Thursday, April 20, 2017

UNSEEN ALLY

In early April, CNN FILMS, SIERRA/TANGO PRODUCTIONS & VULCAN PRODUCTIONS have presented a new documentary,  Unseen Enemy, devoted to emerging epidemics. Co-produced with WESTDEUTSCHER RUNDFUNK KÖLN in collaboration with ARTE, the movie is directed by Janet Tobias, an Emmy-Award winning filmmaker with parallel careers in film television and medicine. Jenny worked as a producer at ABC News’ Prime Time and as the editorial producer for ABC’s legal and criminal justice coverage. Later, she worked as a national producer at Dateline NBC. In 2001, she created her own television-film production company,  which has produced several documentaries on medical and social issues. In the while, Janet has become adjunct assistant professor of Medicine at Mount Sinai School of Medicine and research professor of Global Public Health at NYU.

In 2012 Unseen Enemy  was initially thought as a documentary about the threat of epidemics in the 21st century. Almost by hazard, it happened that the production team was filming at the same location of the first recorded outbreak of Ebola.  The documentary crew found themselves involved in a real epidemics and soon the film turned into a running commentary of an actual epidemic. Two years later, the Unseen Enemyteam decided  to give a further running commentary of another emerging epidemic, Zika. They went to Brazil to document the outbreak from inside, collecting stories, tragedies, acts of bravery, altruism and dedication. Unseen Enemy has been already broadcasted  in Estonia, Venezuela, Hong Kong, France, Germany, Israel, Poland; it is still available on CNN.com/go until May 8th; and it will be available on Video on Demand and DVD in the coming months.  

Unseen Enemy is very well done. Never boring, well directed and photographed, with a good pace, and extreme attention to details, the film offers stunningly intimate observations on the two outbreaks and tells vital human stories. A special mention goes to the original soundtrack, written by John Piscitello an American composer who wrote - inter alia - the soundtrack to No Place on Earth, the story of Jewish families in the western Ukraine who lived over 500 days in caves, coming out into the light only when the German army had been driven from the Ukraine, and to  Dinner with the Alchemist, a dark movie, where “a spider-web of lives come clashing together as Old New Orleans is plagued by mysterious deaths”. Piscitello’s music is not only vital to Unseen Enemy - catching the attention from the very beginning, and maintaining the tension through the whole film – but it is the actual soul of the movie and the key for understanding it.
 
The Unseen Enemy’s model is the gothic movie and music is essential to create that atmosphere.
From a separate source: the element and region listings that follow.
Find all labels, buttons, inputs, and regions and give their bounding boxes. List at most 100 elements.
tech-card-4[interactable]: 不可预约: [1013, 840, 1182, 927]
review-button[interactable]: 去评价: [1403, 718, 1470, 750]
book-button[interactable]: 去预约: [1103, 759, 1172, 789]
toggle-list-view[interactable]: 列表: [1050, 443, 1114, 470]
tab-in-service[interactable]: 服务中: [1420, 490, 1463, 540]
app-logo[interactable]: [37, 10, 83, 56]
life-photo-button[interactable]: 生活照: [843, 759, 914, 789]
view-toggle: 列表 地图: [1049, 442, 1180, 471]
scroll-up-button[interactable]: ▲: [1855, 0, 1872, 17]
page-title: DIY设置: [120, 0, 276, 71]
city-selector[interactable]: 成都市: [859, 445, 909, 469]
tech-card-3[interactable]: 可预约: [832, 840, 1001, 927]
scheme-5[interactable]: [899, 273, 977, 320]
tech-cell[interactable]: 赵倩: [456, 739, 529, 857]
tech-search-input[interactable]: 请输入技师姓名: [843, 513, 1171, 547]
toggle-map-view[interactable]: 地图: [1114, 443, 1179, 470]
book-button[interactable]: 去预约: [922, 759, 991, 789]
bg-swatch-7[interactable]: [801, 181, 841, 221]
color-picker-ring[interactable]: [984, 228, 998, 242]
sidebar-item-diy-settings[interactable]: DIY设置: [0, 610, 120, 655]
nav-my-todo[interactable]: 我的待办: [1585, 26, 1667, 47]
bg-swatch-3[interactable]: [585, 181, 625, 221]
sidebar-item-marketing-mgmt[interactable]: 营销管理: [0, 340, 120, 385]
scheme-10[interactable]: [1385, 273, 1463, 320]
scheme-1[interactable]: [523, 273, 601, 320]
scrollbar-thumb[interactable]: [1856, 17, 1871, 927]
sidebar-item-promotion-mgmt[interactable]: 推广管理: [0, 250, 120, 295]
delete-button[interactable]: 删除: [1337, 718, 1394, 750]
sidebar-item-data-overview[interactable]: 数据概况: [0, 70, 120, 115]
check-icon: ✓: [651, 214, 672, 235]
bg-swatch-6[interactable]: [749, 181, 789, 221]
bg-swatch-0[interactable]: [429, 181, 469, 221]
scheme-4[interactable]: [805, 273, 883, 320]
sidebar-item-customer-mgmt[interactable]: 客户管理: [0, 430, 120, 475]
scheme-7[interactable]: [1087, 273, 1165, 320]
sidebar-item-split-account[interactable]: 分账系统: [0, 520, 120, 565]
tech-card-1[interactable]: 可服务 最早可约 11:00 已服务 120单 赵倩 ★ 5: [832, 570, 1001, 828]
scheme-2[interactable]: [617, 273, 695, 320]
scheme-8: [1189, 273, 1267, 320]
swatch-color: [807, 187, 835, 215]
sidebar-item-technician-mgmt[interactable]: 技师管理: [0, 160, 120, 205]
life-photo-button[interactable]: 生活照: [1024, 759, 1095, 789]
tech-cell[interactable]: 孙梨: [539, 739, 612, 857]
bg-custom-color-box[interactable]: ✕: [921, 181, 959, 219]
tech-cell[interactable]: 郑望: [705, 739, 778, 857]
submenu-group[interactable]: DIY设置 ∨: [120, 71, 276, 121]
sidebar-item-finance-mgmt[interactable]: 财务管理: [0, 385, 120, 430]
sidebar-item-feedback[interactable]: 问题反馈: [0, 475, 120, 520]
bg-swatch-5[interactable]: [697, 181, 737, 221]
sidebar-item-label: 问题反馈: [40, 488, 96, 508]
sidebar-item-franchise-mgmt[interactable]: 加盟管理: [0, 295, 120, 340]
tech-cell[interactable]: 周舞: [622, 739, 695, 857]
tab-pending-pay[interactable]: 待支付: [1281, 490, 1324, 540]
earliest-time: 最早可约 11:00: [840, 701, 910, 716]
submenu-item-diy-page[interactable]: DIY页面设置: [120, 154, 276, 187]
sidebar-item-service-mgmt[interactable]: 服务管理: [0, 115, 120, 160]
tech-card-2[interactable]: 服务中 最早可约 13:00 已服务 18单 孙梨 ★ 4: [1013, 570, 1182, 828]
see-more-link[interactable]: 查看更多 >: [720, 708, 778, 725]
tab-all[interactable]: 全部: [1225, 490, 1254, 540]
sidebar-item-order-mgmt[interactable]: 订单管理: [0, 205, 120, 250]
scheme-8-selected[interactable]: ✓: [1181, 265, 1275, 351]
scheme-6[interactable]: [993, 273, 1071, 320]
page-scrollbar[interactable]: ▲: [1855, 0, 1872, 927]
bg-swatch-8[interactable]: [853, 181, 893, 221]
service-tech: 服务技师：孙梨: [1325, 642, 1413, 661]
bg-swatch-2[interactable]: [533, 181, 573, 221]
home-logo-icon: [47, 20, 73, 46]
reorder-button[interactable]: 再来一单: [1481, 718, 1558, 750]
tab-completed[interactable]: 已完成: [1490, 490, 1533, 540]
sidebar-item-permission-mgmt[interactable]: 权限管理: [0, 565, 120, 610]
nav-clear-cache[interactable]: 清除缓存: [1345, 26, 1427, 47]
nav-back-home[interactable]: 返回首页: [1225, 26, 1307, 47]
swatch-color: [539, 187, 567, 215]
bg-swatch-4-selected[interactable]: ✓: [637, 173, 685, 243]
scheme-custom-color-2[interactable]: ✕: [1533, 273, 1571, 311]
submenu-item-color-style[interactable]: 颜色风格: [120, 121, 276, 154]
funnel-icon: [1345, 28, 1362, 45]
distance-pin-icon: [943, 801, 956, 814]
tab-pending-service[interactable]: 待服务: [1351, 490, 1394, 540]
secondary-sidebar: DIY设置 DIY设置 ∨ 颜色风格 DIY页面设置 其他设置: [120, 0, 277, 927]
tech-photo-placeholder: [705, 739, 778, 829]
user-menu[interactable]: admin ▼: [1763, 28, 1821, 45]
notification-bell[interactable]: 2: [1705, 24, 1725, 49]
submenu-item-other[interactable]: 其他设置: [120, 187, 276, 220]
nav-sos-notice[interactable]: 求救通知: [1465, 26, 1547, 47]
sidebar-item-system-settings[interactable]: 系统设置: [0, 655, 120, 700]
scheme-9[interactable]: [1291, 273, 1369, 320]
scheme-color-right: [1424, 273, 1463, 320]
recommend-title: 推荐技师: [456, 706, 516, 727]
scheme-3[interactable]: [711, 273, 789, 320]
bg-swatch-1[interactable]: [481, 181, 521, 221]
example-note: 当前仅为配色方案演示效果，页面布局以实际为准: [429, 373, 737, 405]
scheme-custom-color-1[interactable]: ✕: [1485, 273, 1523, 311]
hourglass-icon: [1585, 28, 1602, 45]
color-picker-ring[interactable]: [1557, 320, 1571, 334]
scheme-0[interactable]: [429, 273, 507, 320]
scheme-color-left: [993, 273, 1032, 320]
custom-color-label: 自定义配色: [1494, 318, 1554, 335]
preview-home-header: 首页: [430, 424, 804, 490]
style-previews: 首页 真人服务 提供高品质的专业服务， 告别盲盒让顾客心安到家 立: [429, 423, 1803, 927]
As in a well done gothic film, the public is progressively driven towards the uncanny sensation that the game is not over with the apparent happy end. It isn’t done, it just won't go away.   All music pieces in the soundtrack can't resolve themselves (listen, for instance, to “Outbreaks Everywhere”, the piece that opens the movie) any more than outbreaks are truly defeated.   The last music piece, “What the Future Holds”, is a sad whimper, which goes out slowly and ends with a silence of death. Epidemics can be stopped but never definitely beat; at the very end, notwithstanding human heroism, they will prevail,  this is the depressing message implicitly conveyed by Unseen Enemy.

In conclusion, this documentary leads to a commentary and brings to one big question. The commentary is that Janet Tobias has unquestionably found the right way to speak of infectious outbreaks, without lecturing the public  or resorting to sappy, educational, tales. Maybe she exploits too much the war rhetoric to describe the fight against Ebola and Zika, yet this can be still understandable. 

The big question is whether it can be ever acceptable to create a catching atmosphere by giving the implicit (and consequently more pervasive) message that, soon or later, we will be killed by a deadly epidemic. This message is not only discouraging, but it is also misleading. Our goal is rarely to eradicate infectious diseases. Apart from very few infections, our scope is to control infections. Microbes existed well before humans appeared on the surface of the earth, and they will exist well after our species will be disappeared. We should learn to live together with them, they are our unavoidable travelling companions. Germs must be turned into unseen allies rather than enemies. This is the sole way to win this war, provided that it is a war.